Foreign policy is a much more worrisome area. After what will have been almost three years of grinding warfare, most Americans have ceased to pay attention to the Russia-Ukraine war, and Trump could most likely cut US support to Ukraine without a serious political cost. He might well force Ukraine into accepting a disastrous peace settlement with Russia that would deprive it of considerable territory, move it back towards the Russian sphere of influence, and encourage Vladimir Putin to take further expansionist steps. Trump will also undoubtedly return to his old theme that until the NATO allies “pay their share,” he will not consider the US bound by treaty to defend them. If the complete collapse of NATO still looks like a relatively distant possibility, its significant weakening is not. As Trump demonstrated all too conclusively in his first presidency, he cares not at all for human rights and regards international affairs as a pure contest of strength, although he himself remains all too susceptible to flattery from foreign dictators.

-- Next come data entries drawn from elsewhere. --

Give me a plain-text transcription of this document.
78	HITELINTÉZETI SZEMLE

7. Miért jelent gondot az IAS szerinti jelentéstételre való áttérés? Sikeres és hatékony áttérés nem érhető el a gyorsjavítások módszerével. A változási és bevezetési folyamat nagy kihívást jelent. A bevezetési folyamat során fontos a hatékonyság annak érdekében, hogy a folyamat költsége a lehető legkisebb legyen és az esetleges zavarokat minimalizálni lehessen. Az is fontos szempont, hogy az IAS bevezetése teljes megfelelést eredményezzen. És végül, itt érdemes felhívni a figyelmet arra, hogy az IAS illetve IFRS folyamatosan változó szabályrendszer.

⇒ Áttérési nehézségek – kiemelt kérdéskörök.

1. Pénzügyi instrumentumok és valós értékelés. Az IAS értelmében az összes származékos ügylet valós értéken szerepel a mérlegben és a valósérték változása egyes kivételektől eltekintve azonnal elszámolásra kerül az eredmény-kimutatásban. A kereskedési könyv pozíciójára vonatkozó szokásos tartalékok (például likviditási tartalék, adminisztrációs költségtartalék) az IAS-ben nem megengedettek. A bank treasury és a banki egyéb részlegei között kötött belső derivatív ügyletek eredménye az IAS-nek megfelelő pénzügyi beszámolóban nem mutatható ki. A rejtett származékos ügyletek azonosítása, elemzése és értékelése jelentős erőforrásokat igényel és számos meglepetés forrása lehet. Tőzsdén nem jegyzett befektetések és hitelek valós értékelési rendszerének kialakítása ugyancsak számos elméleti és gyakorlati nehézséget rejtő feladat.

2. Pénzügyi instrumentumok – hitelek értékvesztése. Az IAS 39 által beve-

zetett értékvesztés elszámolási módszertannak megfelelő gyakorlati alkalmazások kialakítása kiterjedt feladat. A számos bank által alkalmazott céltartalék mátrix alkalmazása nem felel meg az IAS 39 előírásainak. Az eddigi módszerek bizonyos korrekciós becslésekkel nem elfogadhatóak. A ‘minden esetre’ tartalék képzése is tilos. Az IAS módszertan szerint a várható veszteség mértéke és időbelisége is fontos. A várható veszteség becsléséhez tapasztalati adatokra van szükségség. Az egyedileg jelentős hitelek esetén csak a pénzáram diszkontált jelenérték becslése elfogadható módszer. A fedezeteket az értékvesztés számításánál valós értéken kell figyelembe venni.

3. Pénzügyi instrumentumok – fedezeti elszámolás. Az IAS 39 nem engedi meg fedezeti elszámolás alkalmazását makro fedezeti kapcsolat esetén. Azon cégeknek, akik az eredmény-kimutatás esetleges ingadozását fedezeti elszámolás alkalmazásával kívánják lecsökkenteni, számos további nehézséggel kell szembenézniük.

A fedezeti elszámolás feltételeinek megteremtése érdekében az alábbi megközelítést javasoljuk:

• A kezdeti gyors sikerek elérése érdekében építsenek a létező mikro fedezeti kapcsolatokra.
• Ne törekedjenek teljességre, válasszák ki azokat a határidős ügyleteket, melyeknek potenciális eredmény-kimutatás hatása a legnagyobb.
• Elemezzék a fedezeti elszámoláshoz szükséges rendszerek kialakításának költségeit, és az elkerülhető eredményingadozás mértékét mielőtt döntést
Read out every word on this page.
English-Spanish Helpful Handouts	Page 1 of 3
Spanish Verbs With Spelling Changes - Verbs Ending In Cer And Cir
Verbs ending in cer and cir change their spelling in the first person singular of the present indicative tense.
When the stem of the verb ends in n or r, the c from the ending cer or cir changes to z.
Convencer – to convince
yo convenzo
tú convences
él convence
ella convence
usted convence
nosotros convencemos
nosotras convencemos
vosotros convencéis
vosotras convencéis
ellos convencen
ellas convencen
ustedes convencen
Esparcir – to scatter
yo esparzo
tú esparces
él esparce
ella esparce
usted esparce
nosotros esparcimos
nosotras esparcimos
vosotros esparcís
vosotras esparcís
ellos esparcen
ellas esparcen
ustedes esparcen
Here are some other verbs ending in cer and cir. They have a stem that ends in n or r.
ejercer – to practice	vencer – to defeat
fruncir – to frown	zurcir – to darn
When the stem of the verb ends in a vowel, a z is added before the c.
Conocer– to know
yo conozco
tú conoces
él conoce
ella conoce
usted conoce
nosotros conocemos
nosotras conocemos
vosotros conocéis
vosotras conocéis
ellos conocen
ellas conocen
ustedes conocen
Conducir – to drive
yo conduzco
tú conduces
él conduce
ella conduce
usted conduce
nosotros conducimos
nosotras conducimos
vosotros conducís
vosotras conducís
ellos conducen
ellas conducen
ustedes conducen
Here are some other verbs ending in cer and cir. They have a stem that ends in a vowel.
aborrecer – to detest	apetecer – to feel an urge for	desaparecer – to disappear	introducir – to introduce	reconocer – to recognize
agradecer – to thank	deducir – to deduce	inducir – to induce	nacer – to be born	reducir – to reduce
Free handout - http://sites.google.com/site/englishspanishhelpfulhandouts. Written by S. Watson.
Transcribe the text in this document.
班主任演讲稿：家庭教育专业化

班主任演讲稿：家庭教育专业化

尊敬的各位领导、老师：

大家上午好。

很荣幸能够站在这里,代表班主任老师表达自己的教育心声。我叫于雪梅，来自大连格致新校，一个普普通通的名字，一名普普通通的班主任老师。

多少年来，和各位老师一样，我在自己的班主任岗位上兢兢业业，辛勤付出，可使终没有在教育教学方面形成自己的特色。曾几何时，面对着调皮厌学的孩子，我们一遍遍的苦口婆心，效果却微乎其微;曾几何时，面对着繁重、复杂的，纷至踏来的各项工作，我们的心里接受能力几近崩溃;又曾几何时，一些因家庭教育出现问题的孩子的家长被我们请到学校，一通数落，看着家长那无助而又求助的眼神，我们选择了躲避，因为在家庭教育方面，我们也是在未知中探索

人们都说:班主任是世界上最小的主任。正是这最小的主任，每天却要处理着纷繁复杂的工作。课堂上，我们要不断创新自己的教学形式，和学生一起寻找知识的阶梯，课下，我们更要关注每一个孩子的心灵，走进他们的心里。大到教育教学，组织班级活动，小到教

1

Most worrisome of all, however, is the renewed prospect of having an ignorant, narcissistic, unhinged, and possibly senile old man in charge of the most powerful country on earth. This is a man whose own first Secretary of State called a “moron,” whose own White House chief of staff called him an “idiot” and “unhinged,” whose own Secretary of Defense said he had the understanding of a “fifth- or sixth-grader,” whose own National Security advisor deemed him “unfit,” and whose own Chairman of the Joint Chiefs of Staff now labels him a “fascist.” Not a man you want in charge of a garbage truck, to say nothing of a massive nuclear arsenal during an emergency.